A new study published in *Science* suggests that AI models, specifically OpenAI’s o1-preview, may outperform human physicians in identifying correct diagnoses in complex medical cases. Researchers tested the AI on both classic medical training scenarios and real-world patient data from an emergency room in Boston, finding that the AI included the correct diagnosis or a close variant in nearly 80% of cases—higher than human clinicians. The study highlights the potential of AI as a diagnostic aid, particularly in cases where rare or overlooked conditions might be missed. However, other researchers, like Arya Rao of Harvard Medical School, caution that AI reasoning lacks the nuance and uncertainty management of human clinical judgment, particularly in weighing multiple uncertain diagnoses. While the AI showed promise in specific cases, such as flagging a flesh-eating infection earlier than a human physician, concerns remain about overreliance on models that may "jump to conclusions." Both sides agree that further research, including clinical trials, is needed to determine how AI can be safely integrated into medical practice without replacing human expertise.

Full Take

This study lands in a fraught but rapidly evolving debate about AI’s role in medicine. The strongest version of the narrative—AI as a diagnostic equalizer—rests on compelling data: the model outperformed humans in controlled tests and even caught a life-threatening infection earlier than physicians. The methodology appears rigorous, using both standardized cases and real-world data, though the sample size (76 patients) and the lack of direct comparison across all systems leave room for skepticism. The counterpoint from Rao’s team is equally valid: AI’s "brittle reasoning" under uncertainty is a critical flaw, especially in medicine, where nuance and moral judgment matter as much as pattern recognition.
Patterns detected: none. The article avoids emotional exploitation or distortion, presenting both the promise and limitations of AI in medicine. However, the root cause of the tension lies in an unstated assumption: that diagnostic accuracy is the sole metric of success. In reality, medicine requires trust, empathy, and adaptive reasoning—qualities AI lacks. The implications are profound: AI could democratize expertise in underserved areas, but overreliance risks eroding patient-doctor relationships and introducing new biases from training data.
Key questions remain: How do we measure AI’s diagnostic value beyond accuracy? What safeguards are needed to prevent overconfidence in AI suggestions? And how do we ensure AI augments, rather than replaces, human judgment? The next step should be longitudinal studies in real clinical settings, not just controlled tests, to assess AI’s impact on patient outcomes and physician workflows.
Counterstrike scan: A coordinated influence campaign might exaggerate AI’s readiness to replace doctors or downplay its limitations. This article does neither, presenting a balanced view with clear acknowledgment of unresolved challenges. No structural alignment with manipulation tactics is detected.

Sentinel — Human

Confidence

This analysis exhibits characteristics of high-quality human-authored journalism, effectively synthesizing complex academic debate while maintaining specific, traceable citations.

Signals Detected

Moderate sentence length variance and varied rhetorical phrasing, suggesting human editorial influence.

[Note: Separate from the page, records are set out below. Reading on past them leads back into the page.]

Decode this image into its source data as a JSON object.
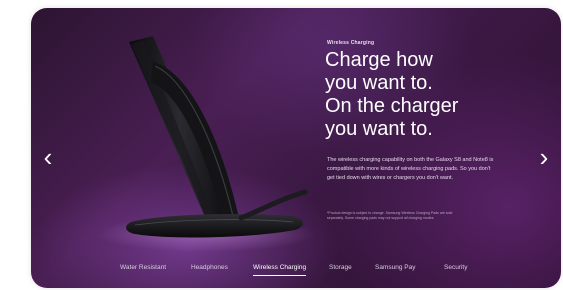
{
  "hero": {
    "eyebrow": "Wireless Charging",
    "headline": [
      "Charge how",
      "you want to.",
      "On the charger",
      "you want to."
    ],
    "body": "The wireless charging capability on both the Galaxy S8 and Note8 is compatible with more kinds of wireless charging pads. So you don't get tied down with wires or chargers you don't want.",
    "disclaimer": "*Product design is subject to change. Samsung Wireless Charging Pads are sold separately. Some charging pads may not support all charging modes."
  },
  "nav": {
    "prev_icon": "chevron-left-icon",
    "next_icon": "chevron-right-icon",
    "prev_glyph": "‹",
    "next_glyph": "›"
  },
  "tabs": [
    {
      "label": "Water Resistant",
      "active": false
    },
    {
      "label": "Headphones",
      "active": false
    },
    {
      "label": "Wireless Charging",
      "active": true
    },
    {
      "label": "Storage",
      "active": false
    },
    {
      "label": "Samsung Pay",
      "active": false
    },
    {
      "label": "Security",
      "active": false
    }
  ],
  "colors": {
    "background_start": "#2c1431",
    "background_mid": "#4a1f54",
    "text": "#ffffff",
    "active_tab_underline": "#ffffff"
  }
}
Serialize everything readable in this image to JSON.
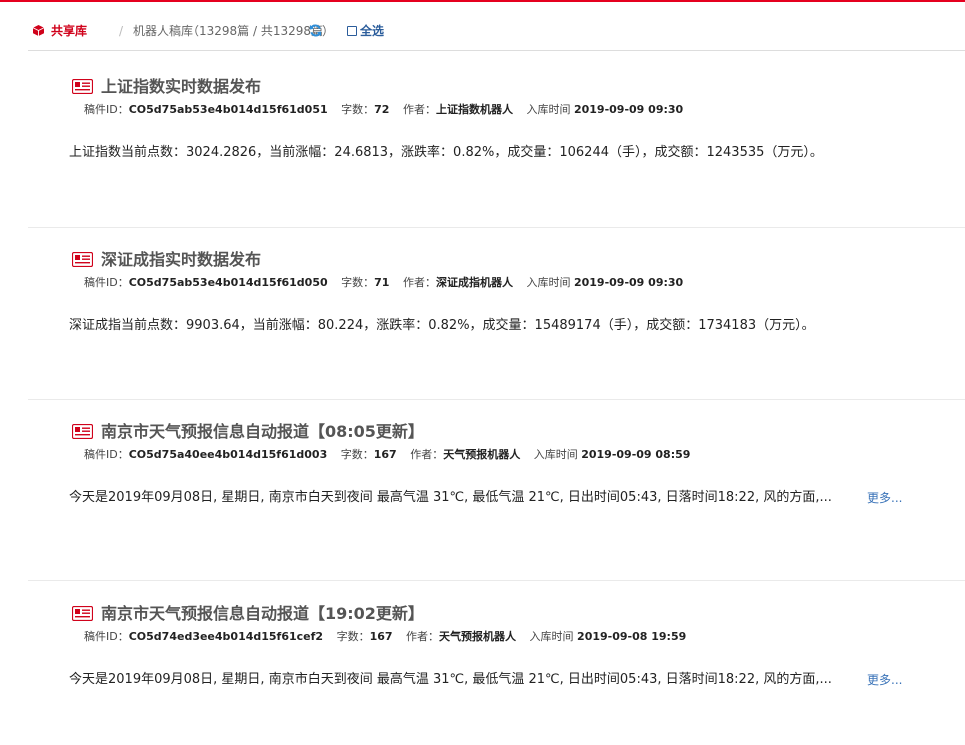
{
  "header": {
    "share_label": "共享库",
    "separator": "/",
    "crumb": "机器人稿库",
    "count_text": "（13298篇 / 共13298篇",
    "count_end": "）",
    "select_all": "全选"
  },
  "labels": {
    "id": "稿件ID：",
    "words": "字数：",
    "author": "作者：",
    "time": "入库时间"
  },
  "articles": [
    {
      "title": "上证指数实时数据发布",
      "id": "CO5d75ab53e4b014d15f61d051",
      "words": "72",
      "author": "上证指数机器人",
      "time": "2019-09-09 09:30",
      "body": "上证指数当前点数：3024.2826，当前涨幅：24.6813，涨跌率：0.82%，成交量：106244（手），成交额：1243535（万元）。",
      "more": ""
    },
    {
      "title": "深证成指实时数据发布",
      "id": "CO5d75ab53e4b014d15f61d050",
      "words": "71",
      "author": "深证成指机器人",
      "time": "2019-09-09 09:30",
      "body": "深证成指当前点数：9903.64，当前涨幅：80.224，涨跌率：0.82%，成交量：15489174（手），成交额：1734183（万元）。",
      "more": ""
    },
    {
      "title": "南京市天气预报信息自动报道【08:05更新】",
      "id": "CO5d75a40ee4b014d15f61d003",
      "words": "167",
      "author": "天气预报机器人",
      "time": "2019-09-09 08:59",
      "body": "今天是2019年09月08日, 星期日, 南京市白天到夜间 最高气温 31℃, 最低气温 21℃, 日出时间05:43, 日落时间18:22, 风的方面,...",
      "more": "更多..."
    },
    {
      "title": "南京市天气预报信息自动报道【19:02更新】",
      "id": "CO5d74ed3ee4b014d15f61cef2",
      "words": "167",
      "author": "天气预报机器人",
      "time": "2019-09-08 19:59",
      "body": "今天是2019年09月08日, 星期日, 南京市白天到夜间 最高气温 31℃, 最低气温 21℃, 日出时间05:43, 日落时间18:22, 风的方面,...",
      "more": "更多..."
    }
  ],
  "colors": {
    "accent_red": "#e5001f",
    "link_blue": "#3a73b8",
    "title_gray": "#555555"
  },
  "icons": {
    "share": "cube-icon",
    "refresh": "refresh-icon",
    "doc": "document-icon"
  }
}
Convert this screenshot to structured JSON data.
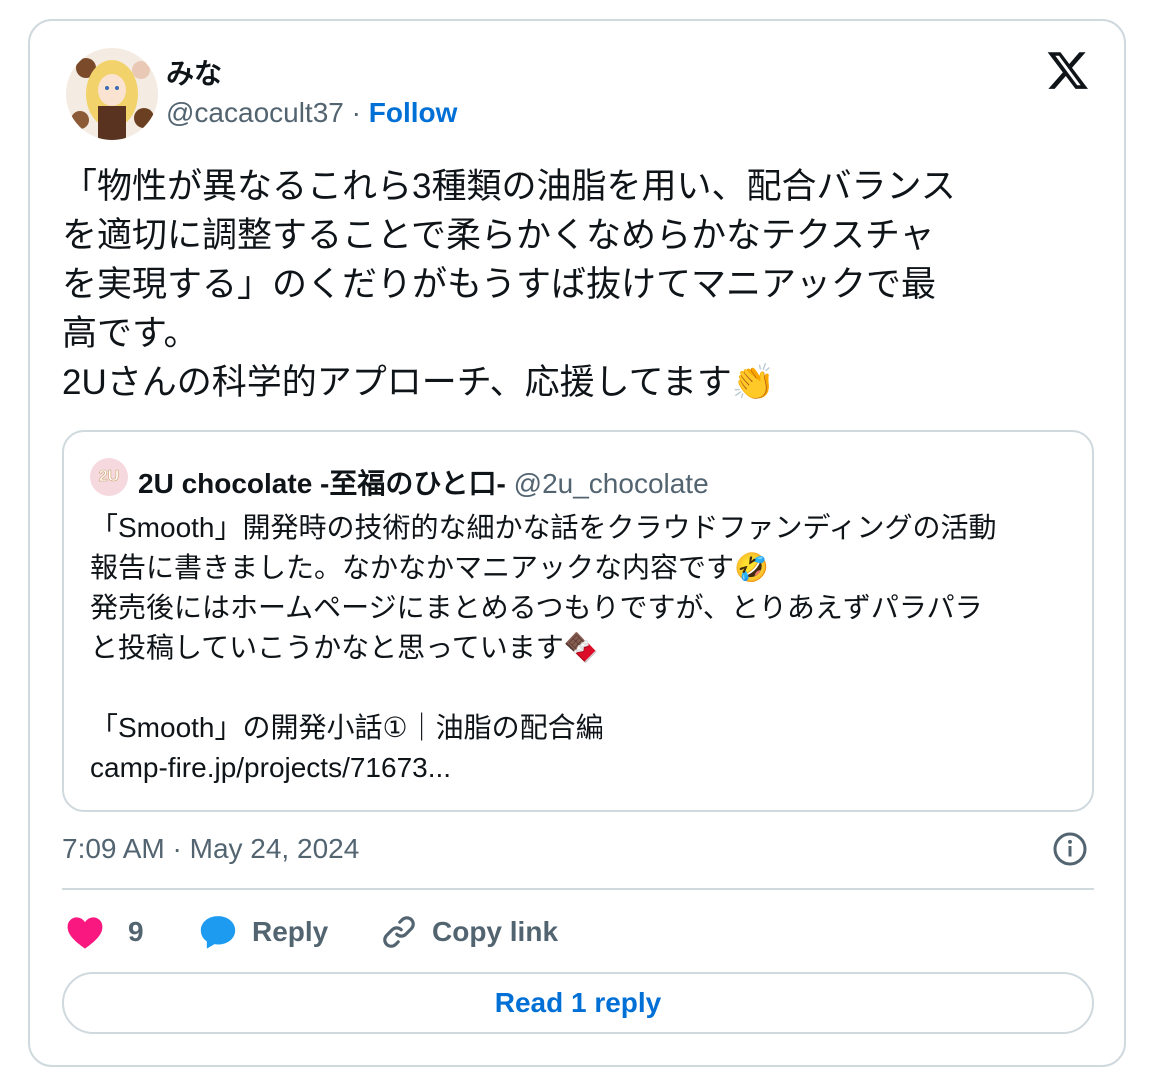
{
  "author": {
    "display_name": "みな",
    "handle": "@cacaocult37",
    "separator": " · ",
    "follow_label": "Follow"
  },
  "tweet": {
    "text": "「物性が異なるこれら3種類の油脂を用い、配合バランス\nを適切に調整することで柔らかくなめらかなテクスチャ\nを実現する」のくだりがもうすば抜けてマニアックで最\n高です。\n2Uさんの科学的アプローチ、応援してます",
    "emoji": "👏"
  },
  "quoted_tweet": {
    "display_name": "2U chocolate -至福のひと口-",
    "handle": "@2u_chocolate",
    "line1": "「Smooth」開発時の技術的な細かな話をクラウドファンディングの活動",
    "line2": "報告に書きました。なかなかマニアックな内容です",
    "line2_emoji": "🤣",
    "line3": "発売後にはホームページにまとめるつもりですが、とりあえずパラパラ",
    "line4": "と投稿していこうかなと思っています",
    "line4_emoji": "🍫",
    "line5": "「Smooth」の開発小話①｜油脂の配合編",
    "line6": "camp-fire.jp/projects/71673..."
  },
  "timestamp": "7:09 AM · May 24, 2024",
  "actions": {
    "like_count": "9",
    "reply_label": "Reply",
    "copy_link_label": "Copy link"
  },
  "read_reply_label": "Read 1 reply",
  "colors": {
    "like": "#f91880",
    "reply": "#1d9bf0",
    "link": "#006fd6",
    "muted": "#536471",
    "border": "#cfd9de"
  }
}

The text successfully navigates complex, competing academic viewpoints, demonstrating contextual nuance beyond simple summation.

Specific, verifiable references to researchers (Manrai, Rao, Rodman) and precise study outcomes (dates, specific model names) indicate deep grounding.

No immediate signs of LLM confabulation; all claims are linked back to attributed research or named experts.

Human Indicators

The interplay between opposing expert opinions (e.g., Manrai's optimism vs. Rao's skepticism) is rich and nuanced.

The article successfully bridges technical AI concepts with complex ethical/clinical reasoning debates, which requires complex human synthesis.

The specific citations and cross-referencing of multiple studies (e.g., the April 13 study) suggest rigorous, non-generic sourcing.